Simplify an Expression

Pre-Algebra

Simplifying an expression means rewriting it in its most compact form by combining like terms, applying properties, and removing unnecessary operations.

Definition

Simplifying an expression means combining everything you can so the expression is as short as possible, without changing its value.

Example

Simplify $3x + 5 + 2x - 1$. Combine the $x$ terms: $3x + 2x = 5x$. Combine the constants: $5 - 1 = 4$. Result: $5x + 4$.

Key Insight

A simplified expression is easier to evaluate and work with.
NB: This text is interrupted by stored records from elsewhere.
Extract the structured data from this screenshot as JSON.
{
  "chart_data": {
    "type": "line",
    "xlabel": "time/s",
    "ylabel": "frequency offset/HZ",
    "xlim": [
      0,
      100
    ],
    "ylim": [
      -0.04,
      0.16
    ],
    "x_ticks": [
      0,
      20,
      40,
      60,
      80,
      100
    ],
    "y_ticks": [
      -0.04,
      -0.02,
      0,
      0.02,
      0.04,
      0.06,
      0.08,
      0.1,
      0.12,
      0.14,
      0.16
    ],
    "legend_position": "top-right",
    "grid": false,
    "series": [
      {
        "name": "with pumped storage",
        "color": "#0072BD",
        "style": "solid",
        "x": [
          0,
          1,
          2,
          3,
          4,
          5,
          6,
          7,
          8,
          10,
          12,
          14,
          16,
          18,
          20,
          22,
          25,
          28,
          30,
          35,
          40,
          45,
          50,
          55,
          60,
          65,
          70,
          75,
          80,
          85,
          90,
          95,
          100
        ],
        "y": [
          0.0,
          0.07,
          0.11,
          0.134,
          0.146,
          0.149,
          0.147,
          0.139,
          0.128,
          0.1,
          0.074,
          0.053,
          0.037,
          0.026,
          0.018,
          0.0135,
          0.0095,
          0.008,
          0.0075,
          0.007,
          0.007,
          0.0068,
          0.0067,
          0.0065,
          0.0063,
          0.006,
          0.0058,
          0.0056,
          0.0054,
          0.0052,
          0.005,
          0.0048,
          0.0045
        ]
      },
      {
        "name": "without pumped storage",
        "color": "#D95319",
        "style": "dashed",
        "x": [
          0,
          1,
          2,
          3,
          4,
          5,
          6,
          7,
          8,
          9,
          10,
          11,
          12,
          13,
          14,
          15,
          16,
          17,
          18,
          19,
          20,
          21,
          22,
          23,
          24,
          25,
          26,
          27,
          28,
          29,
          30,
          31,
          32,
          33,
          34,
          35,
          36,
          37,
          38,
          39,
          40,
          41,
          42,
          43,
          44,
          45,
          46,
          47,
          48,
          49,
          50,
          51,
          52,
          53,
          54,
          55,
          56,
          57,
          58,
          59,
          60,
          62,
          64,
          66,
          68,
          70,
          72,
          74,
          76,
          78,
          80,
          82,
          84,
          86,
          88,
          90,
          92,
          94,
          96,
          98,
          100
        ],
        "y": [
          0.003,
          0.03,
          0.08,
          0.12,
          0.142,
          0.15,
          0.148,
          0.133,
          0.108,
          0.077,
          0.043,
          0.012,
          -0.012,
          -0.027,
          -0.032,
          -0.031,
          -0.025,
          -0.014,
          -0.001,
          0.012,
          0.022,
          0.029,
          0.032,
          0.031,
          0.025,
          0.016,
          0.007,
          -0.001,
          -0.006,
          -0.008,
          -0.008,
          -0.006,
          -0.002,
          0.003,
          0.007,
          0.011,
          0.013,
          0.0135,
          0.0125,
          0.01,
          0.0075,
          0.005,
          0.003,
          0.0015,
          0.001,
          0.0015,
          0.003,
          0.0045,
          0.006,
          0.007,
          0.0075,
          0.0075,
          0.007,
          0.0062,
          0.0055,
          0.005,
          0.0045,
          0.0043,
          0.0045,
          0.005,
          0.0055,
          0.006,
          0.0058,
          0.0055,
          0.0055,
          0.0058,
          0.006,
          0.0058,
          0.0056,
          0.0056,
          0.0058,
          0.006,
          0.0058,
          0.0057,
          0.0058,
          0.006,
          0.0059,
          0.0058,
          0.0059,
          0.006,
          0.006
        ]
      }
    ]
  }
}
Think of it as tidying up a messy room so it is easier to navigate.

Definition

To simplify an algebraic expression, apply the distributive property to remove parentheses, then collect and combine all like terms. The result should have no redundant operations and each variable term should appear only once.

Example

Simplify $2(3x - 4) + 5x$. Distribute: $6x - 8 + 5x$. Combine like terms: $(6x + 5x) - 8 = 11x - 8$.

Key Insight

Simplification is not solving. After simplifying, the expression still contains variables. Solving would require an equation (with an equals sign) and a specific value for the variable.

Definition

Simplification is the process of applying algebraic identities and rewrite rules to produce a canonical or reduced form of an expression. In computer algebra systems, canonical simplification relies on normal forms such as the expanded polynomial form or the rational canonical form. The concept of "simplest form" depends on context: factored form can be simpler than expanded form for some purposes.

Example

Simplifying $(x^2-9)/(x-3)$ involves factoring the numerator: $(x+3)(x-3)/(x-3) = x + 3$, with the restriction $x \neq 3$. Whether the factored or expanded form is "simpler" depends on the task.

Key Insight

No single universal definition of "simplest" exists in algebra. Computer algebra systems use specific normal forms and heuristics, which is why different systems can produce different-looking but equivalent results.